The UK has put a temporary export bar on a £ 17m Renaissance bronze roundel.
The unique piece was found at a Devon country estate and sold at auction in 2003 for a then-record £ 6.9m to Qatari royal Sheikh Saud al-Thani.
The slotxo artefact, depicting the mythical gods Venus, Mars, Cupid and Vulcan, was later lent to the Victoria and Albert Museum before being sold again.
The ban runs until 27 September in the hope that funds, plus £ 3.4m VAT, can be secured to keep it in the UK.
This could be extended until 27 March 2022 if an offer to raise the money has been made.
The panel of experts advises ministers on whether objects more than 50 years old and sold to buyers who want to take them abroad should be “saved” for the nation.
The committee praised the 15th Century roundel’s “remarkable craftmanship”, saying it was “breathtaking in both beauty and grandeur” and its “loss … would be a misfortune”.
Myth and mystery
About 42cm (16.5 inches) in diameter, the roundel depicts Vulcan forging a helmet surrounded his wife Venus – the goddess of love. Venus is holding her son Cupid, while flirting with her lover Mars, the god of war.

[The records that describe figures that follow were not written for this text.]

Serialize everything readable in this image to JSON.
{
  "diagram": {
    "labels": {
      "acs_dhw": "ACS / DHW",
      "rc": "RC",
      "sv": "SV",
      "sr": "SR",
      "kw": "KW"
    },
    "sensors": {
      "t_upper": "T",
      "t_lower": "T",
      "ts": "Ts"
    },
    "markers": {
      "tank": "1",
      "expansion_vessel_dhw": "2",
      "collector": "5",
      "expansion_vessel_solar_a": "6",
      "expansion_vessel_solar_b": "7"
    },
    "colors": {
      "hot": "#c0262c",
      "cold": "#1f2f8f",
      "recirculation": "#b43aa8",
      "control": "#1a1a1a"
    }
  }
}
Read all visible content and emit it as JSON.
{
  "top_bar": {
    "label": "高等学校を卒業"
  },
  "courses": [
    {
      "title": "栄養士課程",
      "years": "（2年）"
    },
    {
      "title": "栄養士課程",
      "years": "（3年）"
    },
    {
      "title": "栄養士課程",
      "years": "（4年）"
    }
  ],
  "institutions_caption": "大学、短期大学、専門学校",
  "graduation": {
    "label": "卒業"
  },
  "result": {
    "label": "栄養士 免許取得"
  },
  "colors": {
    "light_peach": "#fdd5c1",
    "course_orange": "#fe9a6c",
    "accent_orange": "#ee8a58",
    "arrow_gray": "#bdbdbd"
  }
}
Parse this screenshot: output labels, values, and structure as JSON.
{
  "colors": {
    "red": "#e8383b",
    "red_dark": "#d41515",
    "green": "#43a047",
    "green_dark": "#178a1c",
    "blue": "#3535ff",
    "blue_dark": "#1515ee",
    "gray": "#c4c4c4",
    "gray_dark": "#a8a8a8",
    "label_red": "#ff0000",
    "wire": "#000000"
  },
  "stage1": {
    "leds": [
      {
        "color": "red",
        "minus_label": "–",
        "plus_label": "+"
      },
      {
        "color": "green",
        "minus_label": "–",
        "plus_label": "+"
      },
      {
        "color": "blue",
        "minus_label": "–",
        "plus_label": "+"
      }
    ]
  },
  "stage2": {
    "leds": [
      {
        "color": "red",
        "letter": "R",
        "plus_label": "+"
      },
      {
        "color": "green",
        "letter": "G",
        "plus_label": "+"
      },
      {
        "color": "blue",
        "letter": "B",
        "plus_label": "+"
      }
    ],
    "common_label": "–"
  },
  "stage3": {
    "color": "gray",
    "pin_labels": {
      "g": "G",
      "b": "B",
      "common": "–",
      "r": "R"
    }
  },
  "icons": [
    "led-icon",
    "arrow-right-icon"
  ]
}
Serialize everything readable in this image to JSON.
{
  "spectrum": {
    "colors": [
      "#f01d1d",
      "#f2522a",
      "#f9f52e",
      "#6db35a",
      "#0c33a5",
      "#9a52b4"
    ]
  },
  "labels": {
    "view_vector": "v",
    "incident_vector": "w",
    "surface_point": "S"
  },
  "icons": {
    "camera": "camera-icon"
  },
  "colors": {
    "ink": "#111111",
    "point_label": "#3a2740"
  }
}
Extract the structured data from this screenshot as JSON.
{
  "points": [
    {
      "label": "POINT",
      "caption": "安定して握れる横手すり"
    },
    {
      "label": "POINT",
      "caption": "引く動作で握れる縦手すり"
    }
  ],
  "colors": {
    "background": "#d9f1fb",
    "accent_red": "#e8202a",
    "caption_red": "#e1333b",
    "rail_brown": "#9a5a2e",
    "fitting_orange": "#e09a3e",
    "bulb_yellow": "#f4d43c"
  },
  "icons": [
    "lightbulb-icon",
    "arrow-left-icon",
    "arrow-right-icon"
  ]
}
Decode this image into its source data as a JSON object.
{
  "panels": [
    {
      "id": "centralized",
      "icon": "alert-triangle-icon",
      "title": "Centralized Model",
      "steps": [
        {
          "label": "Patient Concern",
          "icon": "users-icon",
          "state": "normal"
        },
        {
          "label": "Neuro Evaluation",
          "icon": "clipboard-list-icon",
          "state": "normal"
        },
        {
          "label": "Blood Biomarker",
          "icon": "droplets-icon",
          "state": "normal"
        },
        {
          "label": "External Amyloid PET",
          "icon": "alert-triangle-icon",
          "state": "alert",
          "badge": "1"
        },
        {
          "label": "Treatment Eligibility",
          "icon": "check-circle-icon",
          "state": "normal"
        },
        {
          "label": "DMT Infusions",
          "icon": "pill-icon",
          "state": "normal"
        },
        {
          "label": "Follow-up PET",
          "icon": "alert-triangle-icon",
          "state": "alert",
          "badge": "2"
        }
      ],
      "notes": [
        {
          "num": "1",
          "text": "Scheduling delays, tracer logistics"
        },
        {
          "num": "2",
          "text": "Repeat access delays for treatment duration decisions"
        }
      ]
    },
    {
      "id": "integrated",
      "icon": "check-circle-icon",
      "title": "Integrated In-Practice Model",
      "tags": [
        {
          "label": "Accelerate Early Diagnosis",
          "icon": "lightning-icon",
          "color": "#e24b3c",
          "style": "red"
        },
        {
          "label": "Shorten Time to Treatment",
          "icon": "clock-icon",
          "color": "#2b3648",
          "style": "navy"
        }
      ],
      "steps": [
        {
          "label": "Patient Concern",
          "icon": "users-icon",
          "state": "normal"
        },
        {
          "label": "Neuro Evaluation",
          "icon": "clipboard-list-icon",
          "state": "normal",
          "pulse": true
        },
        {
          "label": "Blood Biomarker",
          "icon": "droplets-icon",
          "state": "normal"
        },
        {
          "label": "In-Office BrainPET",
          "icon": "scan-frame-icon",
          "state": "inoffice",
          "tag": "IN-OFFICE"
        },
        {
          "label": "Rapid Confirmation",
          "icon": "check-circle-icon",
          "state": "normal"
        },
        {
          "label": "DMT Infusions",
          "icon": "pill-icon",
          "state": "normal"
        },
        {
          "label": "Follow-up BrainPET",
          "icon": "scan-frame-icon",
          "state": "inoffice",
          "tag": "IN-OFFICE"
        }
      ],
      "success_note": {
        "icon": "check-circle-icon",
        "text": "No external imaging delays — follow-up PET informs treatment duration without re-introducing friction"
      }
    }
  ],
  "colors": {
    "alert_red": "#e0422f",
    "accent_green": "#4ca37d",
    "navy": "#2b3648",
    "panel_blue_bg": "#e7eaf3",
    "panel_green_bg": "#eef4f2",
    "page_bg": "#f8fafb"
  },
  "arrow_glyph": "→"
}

It is thought to have been acquired on the Grand Tour by judge and MP George Treby III in the 1740s and kept at the family’s Plympton estate. Passed down through generations of the family, they were reportedly unaware of its importance and value when uncovered by auctioneers Christie’s.
Christie’s concluded it had originated in the region of Mantua, northern Italy, between 1480 and 1500 but stated it was impossible to identify its maker for certain.